My big brother Charles died last night. He was just 61, but an interval of drug abuse in New York in the seventies took its toll on his formidable mind while Hepatitis C ravaged his body. Charles graduated from Mercersburg Academy and Sarah Lawrence College. He also studied at Dartmouth College and Columbia University, a paper short of his Masters. I will forever think of Charles as a college student; and as he cared little for gainful employment, Charles always lived like a college student. It was what he did best. Charles was never without a book, and always the sort of book that only scholars read. When it wasn’t a book, it was music. No one loved music more. In a stint as a record producer for Lust/Unlust Music, Charles was elated when his punk single was named “Best New Record Below 14th Street.”

Though he loved several women, Charles never married or had a family. He wasn’t grown up enough for that. His was a life of the mind, so losing his mind was losing everything. Still, when Charles had his headphones on, when he had his music, he had everything he wanted, and he was sublimely happy. How many of us accomplish that?

When someone we love dies, we cry for them, or we try to; but we mostly cry for ourselves, for all the unresolved, unspoken, unfinished pieces of our lives that bumped up against theirs. We cry for all we can never make right or share with them again. A piece of us dies, too; a piece that no one else mourns. I’m crying for my big brother, a little ashamed that I’m crying for me, regretting that things couldn’t have been different, that I didn’t do more.

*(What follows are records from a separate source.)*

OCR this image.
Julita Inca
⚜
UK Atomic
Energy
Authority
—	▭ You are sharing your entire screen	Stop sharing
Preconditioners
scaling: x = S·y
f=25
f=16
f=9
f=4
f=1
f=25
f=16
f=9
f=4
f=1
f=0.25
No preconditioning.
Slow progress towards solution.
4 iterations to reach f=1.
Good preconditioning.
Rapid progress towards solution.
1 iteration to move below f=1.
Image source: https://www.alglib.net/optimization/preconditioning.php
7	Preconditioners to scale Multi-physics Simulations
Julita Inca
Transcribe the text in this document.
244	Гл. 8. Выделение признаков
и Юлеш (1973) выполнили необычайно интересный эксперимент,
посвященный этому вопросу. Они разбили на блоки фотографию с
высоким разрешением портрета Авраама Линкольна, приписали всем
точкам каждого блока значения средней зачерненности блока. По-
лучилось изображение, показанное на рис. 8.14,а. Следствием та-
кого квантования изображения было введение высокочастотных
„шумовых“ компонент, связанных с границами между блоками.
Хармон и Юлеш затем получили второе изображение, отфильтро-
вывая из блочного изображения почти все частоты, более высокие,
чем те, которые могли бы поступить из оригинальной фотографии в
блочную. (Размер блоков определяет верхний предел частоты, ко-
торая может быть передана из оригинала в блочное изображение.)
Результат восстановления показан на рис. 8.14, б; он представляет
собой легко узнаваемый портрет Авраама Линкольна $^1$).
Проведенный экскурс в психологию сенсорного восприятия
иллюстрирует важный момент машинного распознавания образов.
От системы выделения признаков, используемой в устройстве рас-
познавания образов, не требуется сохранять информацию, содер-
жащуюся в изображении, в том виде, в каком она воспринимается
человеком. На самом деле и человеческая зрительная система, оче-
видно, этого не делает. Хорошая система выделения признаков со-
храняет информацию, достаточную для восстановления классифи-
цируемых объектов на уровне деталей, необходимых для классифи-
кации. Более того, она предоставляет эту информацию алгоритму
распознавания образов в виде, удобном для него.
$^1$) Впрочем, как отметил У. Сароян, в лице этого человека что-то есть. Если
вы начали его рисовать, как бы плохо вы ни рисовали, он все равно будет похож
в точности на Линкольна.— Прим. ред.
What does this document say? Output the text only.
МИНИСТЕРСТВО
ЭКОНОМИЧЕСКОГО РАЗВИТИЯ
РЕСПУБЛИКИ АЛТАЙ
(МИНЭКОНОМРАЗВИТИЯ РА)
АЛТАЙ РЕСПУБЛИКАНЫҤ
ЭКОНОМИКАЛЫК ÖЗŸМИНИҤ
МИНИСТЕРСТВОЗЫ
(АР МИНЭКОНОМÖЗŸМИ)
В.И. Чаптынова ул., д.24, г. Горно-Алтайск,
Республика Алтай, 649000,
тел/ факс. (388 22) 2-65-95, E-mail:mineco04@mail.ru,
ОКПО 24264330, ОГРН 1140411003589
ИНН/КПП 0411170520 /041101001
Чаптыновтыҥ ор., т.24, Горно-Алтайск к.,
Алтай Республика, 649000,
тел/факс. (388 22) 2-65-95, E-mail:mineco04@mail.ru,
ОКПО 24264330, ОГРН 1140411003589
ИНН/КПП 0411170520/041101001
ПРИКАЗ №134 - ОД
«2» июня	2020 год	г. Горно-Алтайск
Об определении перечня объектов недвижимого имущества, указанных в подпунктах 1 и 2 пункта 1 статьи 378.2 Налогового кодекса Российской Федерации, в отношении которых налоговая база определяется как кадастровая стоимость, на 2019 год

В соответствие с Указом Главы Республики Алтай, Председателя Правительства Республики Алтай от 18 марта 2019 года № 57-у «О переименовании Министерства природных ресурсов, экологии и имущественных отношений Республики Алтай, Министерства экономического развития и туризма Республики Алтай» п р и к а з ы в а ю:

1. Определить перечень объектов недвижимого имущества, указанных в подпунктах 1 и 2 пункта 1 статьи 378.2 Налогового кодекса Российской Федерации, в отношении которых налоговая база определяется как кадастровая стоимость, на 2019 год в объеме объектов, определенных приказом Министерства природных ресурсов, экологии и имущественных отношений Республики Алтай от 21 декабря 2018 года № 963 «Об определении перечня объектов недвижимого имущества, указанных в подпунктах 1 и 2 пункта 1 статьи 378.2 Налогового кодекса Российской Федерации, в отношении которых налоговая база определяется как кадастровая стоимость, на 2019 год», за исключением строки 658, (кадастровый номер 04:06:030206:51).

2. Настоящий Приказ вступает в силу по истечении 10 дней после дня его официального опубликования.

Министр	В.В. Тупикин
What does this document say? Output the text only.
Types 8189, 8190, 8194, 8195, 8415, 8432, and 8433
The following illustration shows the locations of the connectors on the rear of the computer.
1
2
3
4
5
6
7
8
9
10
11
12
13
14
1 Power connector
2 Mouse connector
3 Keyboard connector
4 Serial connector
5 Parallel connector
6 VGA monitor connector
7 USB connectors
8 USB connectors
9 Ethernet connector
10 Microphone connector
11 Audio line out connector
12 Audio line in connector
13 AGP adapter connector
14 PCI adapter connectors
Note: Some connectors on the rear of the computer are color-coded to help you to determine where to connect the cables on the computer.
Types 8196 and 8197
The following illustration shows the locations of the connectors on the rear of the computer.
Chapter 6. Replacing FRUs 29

A sibling is a rival for our parents’ attention, affection and pride. They are the embodiment of who we are and who we will never measure up to. They are the light and the shadow that define us, to ourselves and in the eyes of family and friends and teachers in those crucial, crucible years when we are becoming who we will become. I am who I am because my brother Charles gently guided me on my way at a time when he was my hero. I never told him that. If I had, he would have brushed it off in his self-deprecating way.

I am flooded with memories of his kindness.  It was Charles who showed me how to modulate a flashlight beam and use it to carry sound. That was a pretty big deal back in the mid-1960s. I was 8, making him 14. He understood the magic, the power, of technology, and he put it in my little hands. He shared the spark as Prometheus shared fire. We were both going to be great scientists in those days of astronauts and Heathkits; although in truth, he wanted to be the great scientist, and I just wanted to be like him.

We don’t always know how much we change the trajectory of other lives. I don’t expect that Charles knew how much he meant to me or how much he influenced me. I’ll never be able to tell him. I hope it’s enough that I know.

I lost the brother I loved most and needed most a long, long time ago. The grotesque man child that took his place seemed not to miss the young genius he’d been. He had other regrets that consumed him. But that awkward, brainy, talented, modest and sweet young fellow set the standard for me. He was the big brother I wanted to make proud. He was once poised to be anything and do anything.

In the end, most would conclude he didn’t amount to much.

But I can’t feel that way because I am his legacy. He challenged me and believed in me. Even as he failed in most everyone’s eyes, there was always in him an intellect I knew I’d never equal. I never minded that because Charles never used his intellect to diminish anyone. He didn’t need to be the smartest person in the room, even when he had no equal. I wish you could have known that big brother, and I wish I could have had him all my life.  I suppose its enough that I had him for a little while, a long, long time ago.

Rest in peace, big brother. I love you.